The result? We’re getting a lot more products pushed at us inside the actual shows. Product placement is nothing new, but the extent to which this practice has expanded, and the lengths to which some producers will go to when pushing new products is troubling. As advertisers begin to dictate content in television shows, and even launch their own TV channels, it becomes increasingly clear that in much of commercial media the advertisers are the networks’ clients and we are the products being bought and sold.

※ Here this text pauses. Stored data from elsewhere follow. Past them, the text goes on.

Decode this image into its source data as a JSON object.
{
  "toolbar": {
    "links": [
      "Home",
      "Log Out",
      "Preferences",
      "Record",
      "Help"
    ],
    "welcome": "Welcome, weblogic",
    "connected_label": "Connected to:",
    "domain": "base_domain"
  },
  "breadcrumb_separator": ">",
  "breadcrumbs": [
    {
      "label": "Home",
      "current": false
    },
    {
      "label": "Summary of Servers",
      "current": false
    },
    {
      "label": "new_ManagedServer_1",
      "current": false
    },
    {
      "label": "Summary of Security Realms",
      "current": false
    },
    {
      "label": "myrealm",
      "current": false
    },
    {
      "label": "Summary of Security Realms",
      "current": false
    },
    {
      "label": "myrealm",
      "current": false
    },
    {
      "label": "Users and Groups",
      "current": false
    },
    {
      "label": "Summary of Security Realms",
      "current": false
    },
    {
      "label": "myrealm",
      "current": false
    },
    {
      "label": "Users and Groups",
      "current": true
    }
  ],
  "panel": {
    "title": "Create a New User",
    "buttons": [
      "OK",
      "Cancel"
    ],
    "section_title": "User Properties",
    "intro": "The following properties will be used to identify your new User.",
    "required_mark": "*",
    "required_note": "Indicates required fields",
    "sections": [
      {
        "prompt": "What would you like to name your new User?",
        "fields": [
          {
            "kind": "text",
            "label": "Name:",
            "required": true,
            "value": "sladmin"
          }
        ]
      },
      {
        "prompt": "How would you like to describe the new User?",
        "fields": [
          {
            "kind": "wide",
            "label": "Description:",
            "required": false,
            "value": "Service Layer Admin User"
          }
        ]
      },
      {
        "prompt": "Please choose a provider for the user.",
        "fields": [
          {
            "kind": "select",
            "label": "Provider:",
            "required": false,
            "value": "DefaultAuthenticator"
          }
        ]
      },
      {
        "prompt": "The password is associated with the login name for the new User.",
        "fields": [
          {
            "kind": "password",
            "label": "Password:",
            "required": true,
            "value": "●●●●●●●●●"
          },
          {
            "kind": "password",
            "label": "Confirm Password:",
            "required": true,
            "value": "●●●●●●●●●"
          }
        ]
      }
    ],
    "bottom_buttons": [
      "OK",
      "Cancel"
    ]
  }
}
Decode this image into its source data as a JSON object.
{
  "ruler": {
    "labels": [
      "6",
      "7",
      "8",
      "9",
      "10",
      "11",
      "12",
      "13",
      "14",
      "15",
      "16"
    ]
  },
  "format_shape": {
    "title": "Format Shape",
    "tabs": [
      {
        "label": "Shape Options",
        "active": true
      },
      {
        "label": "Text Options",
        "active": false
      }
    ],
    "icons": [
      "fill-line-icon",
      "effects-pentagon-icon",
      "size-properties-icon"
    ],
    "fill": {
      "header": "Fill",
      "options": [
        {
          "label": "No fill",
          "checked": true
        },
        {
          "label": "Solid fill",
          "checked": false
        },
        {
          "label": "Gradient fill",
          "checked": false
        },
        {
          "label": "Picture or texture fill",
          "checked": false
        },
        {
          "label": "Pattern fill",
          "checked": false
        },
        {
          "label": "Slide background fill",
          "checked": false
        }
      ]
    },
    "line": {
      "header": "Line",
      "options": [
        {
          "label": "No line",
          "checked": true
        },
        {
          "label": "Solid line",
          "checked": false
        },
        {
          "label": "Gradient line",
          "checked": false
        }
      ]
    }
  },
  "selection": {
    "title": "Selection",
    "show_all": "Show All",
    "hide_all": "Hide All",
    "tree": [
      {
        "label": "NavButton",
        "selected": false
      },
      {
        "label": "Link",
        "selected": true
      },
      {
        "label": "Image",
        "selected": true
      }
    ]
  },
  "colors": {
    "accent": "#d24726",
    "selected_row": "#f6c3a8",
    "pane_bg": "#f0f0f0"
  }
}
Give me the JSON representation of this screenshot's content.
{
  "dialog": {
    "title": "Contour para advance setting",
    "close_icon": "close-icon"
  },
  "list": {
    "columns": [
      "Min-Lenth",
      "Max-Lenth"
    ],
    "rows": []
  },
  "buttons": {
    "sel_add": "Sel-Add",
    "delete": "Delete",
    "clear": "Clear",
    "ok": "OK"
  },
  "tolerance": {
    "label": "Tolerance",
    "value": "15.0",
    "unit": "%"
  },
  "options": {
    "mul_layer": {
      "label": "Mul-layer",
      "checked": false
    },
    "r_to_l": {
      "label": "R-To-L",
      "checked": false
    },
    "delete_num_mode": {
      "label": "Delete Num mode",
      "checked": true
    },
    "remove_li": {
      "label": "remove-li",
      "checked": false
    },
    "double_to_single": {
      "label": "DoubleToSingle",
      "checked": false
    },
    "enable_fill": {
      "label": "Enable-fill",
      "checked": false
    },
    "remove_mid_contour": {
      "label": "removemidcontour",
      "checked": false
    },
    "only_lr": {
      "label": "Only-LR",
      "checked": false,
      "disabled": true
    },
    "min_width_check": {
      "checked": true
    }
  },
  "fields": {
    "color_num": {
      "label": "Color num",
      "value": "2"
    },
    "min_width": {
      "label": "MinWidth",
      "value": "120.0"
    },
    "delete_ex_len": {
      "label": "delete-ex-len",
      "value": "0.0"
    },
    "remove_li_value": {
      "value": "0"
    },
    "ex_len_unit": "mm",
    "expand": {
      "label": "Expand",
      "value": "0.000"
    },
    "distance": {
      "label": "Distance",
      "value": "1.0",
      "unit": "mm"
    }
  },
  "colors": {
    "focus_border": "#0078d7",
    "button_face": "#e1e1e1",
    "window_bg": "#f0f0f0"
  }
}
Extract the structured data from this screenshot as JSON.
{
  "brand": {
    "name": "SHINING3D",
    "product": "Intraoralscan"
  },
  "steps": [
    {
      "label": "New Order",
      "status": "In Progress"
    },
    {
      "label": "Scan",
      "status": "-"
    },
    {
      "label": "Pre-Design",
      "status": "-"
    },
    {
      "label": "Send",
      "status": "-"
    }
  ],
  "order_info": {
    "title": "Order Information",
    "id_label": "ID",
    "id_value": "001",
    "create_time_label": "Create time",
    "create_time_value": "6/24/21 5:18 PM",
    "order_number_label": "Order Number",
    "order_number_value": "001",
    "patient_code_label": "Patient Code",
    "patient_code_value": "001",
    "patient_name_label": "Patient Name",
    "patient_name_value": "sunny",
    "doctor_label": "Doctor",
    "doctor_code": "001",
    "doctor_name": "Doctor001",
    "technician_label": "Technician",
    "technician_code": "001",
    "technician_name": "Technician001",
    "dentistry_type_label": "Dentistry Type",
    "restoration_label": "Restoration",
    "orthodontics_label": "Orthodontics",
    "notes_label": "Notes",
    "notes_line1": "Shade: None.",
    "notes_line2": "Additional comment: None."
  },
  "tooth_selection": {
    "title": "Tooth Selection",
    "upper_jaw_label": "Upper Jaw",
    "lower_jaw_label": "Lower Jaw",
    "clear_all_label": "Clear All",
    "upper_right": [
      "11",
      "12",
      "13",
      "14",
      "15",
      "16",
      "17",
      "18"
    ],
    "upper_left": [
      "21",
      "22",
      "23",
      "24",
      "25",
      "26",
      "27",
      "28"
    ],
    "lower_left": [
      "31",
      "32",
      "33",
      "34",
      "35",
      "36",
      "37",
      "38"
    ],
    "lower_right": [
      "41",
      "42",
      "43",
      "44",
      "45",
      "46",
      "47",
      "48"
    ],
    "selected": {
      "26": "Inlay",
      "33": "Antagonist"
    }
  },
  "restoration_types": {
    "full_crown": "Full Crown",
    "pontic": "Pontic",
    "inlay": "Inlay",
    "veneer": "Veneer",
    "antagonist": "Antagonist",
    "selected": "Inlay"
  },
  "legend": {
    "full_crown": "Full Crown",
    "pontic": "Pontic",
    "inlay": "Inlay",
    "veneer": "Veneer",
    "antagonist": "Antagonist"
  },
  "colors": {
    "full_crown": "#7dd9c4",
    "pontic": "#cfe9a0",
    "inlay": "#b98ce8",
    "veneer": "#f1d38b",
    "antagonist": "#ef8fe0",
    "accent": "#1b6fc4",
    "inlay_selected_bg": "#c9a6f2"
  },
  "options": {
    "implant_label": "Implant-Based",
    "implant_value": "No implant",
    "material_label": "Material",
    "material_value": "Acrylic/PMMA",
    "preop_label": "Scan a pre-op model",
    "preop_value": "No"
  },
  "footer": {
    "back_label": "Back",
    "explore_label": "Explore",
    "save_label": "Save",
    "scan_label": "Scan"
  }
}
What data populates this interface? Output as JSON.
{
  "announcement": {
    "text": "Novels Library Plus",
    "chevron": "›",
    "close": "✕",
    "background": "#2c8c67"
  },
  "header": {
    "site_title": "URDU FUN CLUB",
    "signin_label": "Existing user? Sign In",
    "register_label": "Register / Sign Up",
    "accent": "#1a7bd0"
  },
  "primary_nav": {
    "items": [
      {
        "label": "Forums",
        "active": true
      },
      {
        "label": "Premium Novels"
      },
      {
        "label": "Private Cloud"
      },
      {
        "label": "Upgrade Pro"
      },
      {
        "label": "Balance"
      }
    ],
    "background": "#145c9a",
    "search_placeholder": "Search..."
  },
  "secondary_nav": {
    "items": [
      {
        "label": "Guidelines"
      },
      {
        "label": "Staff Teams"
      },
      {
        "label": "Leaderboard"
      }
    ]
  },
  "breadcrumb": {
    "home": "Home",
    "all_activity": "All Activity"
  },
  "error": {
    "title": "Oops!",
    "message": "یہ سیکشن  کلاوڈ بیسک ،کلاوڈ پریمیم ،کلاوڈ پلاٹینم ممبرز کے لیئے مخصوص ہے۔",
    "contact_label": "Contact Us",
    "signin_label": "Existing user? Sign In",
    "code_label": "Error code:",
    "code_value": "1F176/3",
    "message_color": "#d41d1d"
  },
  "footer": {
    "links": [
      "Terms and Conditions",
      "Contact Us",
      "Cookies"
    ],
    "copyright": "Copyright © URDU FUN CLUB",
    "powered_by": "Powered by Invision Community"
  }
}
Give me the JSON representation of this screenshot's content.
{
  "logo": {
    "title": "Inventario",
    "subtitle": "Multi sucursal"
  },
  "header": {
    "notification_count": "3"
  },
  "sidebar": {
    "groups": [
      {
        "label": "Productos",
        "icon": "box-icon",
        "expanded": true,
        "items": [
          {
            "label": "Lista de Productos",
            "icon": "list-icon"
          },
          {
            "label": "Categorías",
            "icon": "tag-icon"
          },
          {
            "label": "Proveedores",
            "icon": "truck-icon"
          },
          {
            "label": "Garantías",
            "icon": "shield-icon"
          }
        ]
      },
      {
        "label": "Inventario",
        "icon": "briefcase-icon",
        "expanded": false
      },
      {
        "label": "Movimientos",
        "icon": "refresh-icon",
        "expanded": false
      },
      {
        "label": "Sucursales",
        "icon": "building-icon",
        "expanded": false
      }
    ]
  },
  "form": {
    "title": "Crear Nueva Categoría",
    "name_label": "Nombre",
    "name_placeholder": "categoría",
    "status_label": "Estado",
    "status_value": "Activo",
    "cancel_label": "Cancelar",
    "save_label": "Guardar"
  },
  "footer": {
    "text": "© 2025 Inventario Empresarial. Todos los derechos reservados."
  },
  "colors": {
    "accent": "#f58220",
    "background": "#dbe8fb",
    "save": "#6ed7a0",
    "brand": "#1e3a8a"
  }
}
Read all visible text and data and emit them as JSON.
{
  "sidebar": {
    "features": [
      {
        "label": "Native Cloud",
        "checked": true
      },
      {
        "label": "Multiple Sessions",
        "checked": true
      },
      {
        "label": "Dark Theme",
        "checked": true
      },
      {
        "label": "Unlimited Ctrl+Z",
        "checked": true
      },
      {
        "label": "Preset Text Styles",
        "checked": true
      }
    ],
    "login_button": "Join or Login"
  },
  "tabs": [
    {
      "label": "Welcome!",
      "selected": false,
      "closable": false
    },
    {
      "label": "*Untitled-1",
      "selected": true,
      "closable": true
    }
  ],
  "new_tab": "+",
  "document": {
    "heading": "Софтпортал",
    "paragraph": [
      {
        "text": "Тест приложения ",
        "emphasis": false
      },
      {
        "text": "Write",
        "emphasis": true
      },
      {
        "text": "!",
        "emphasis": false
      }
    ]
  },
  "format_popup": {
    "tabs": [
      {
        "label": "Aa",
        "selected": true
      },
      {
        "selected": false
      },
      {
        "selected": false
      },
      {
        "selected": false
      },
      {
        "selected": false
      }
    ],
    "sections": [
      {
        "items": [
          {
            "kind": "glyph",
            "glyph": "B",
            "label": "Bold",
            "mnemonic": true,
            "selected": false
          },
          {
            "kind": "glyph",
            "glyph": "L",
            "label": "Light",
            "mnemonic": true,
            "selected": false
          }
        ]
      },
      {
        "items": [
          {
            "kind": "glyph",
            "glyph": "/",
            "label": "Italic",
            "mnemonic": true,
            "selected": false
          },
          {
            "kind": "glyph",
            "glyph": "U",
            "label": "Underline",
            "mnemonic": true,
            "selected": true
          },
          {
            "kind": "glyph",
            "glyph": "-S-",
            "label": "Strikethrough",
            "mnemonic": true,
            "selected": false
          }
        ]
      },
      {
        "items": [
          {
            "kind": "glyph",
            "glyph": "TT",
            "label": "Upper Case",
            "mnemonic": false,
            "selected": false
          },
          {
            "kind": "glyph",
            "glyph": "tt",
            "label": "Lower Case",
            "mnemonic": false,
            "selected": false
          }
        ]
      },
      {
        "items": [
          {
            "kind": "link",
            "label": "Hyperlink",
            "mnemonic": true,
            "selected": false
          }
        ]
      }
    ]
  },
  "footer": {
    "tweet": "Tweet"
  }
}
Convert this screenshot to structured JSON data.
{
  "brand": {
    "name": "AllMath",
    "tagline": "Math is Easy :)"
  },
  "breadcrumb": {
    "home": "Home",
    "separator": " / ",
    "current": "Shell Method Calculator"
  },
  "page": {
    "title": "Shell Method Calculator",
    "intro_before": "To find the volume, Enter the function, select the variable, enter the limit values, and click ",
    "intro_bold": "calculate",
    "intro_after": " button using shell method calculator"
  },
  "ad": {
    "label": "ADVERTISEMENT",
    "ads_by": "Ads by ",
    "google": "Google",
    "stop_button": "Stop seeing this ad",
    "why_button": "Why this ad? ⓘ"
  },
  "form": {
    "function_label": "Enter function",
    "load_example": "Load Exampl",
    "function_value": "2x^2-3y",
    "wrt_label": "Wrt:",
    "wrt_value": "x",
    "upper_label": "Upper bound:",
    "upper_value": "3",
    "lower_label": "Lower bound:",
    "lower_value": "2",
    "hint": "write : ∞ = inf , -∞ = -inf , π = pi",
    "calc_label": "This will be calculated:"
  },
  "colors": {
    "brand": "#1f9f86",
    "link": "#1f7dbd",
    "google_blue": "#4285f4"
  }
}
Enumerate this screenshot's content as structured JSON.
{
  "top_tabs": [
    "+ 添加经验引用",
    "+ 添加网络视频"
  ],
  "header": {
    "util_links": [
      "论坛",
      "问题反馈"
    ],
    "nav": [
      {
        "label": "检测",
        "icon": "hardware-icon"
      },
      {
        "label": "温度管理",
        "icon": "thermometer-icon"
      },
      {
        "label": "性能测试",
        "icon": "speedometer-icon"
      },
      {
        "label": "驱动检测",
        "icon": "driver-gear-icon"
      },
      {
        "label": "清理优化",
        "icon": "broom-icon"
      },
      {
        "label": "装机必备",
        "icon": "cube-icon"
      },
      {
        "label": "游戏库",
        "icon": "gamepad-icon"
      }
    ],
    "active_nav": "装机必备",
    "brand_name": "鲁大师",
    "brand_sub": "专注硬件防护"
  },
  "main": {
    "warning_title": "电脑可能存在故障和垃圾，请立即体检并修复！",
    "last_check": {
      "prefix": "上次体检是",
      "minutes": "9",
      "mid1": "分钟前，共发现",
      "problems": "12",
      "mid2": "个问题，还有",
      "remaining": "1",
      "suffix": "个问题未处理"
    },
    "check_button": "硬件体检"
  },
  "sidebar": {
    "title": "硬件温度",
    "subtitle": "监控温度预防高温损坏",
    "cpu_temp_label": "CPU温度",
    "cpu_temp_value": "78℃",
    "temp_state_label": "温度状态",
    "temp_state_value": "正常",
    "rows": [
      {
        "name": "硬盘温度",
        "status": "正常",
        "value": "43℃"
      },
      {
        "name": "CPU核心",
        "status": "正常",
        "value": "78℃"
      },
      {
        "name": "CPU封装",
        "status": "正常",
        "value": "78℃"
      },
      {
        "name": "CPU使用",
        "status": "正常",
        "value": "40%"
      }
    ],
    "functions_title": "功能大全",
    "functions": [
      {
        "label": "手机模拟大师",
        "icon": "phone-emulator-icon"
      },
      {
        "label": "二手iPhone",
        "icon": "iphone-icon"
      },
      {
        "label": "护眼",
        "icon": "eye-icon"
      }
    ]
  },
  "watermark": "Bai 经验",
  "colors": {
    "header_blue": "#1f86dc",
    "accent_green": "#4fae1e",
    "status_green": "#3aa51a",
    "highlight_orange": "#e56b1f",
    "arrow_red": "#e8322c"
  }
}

We’ve all seen sitcoms where everyone seems to be drinking Coke, or action shows where it seems everyone in the city happens to drive GM cars. This practice is so commonplace Tina Fey and Alec Baldwin skewered it in this clip from 30 Rock:
However, Blair’s NPR report looked at how embedded advertising is actually reshaping TV programming. Networks are creating entire shows to push certain brands. On My Yard Goes Disney, writes NPR’s Linda Holmes, “Disney theme park designers visit civilian back yards to make them over. [There's] this ratcheting up of in-show advertising to the point where the show itself announces that it is all about taking your normal existence and branding it as ... if you lived at a for-profit theme park.”
Last year Free Press was involved in fighting a similar show, Nickelodeon’s Zevo-3, which consisted entirely of characters from Skechers shoe ads. Working with the Campaign for a Commercial-Free Childhood, we called on the FCC to block the show, which constituted a half-hour advertisement targeting children. So far the FCC has not responded. Here at Free Press we’ve also shown how this embedded advertising is making its way into TV news.
Blair’s NPR story revealed a new marketing brainchild that goes way beyond one show. The Hub is a new cable channel “born of a collaboration between Discovery Communications and Hasbro” and features “a significant number of shows that happen to be about Hasbro toys.”
What the NPR story didn’t get into is what we can do about this practice. In 2008, the FCC requested feedback on requiring better disclaimers for embedded advertising. Since then many people have weighed in to support stronger rules, but so far the FCC has not acted. Free Press filed comments and signed on to a letter in 2009 asking FCC Chairman Julius Genachowski to address the problem. This week’s NPR story illustrates that as the FCC has delayed action, the problem has only gotten worse.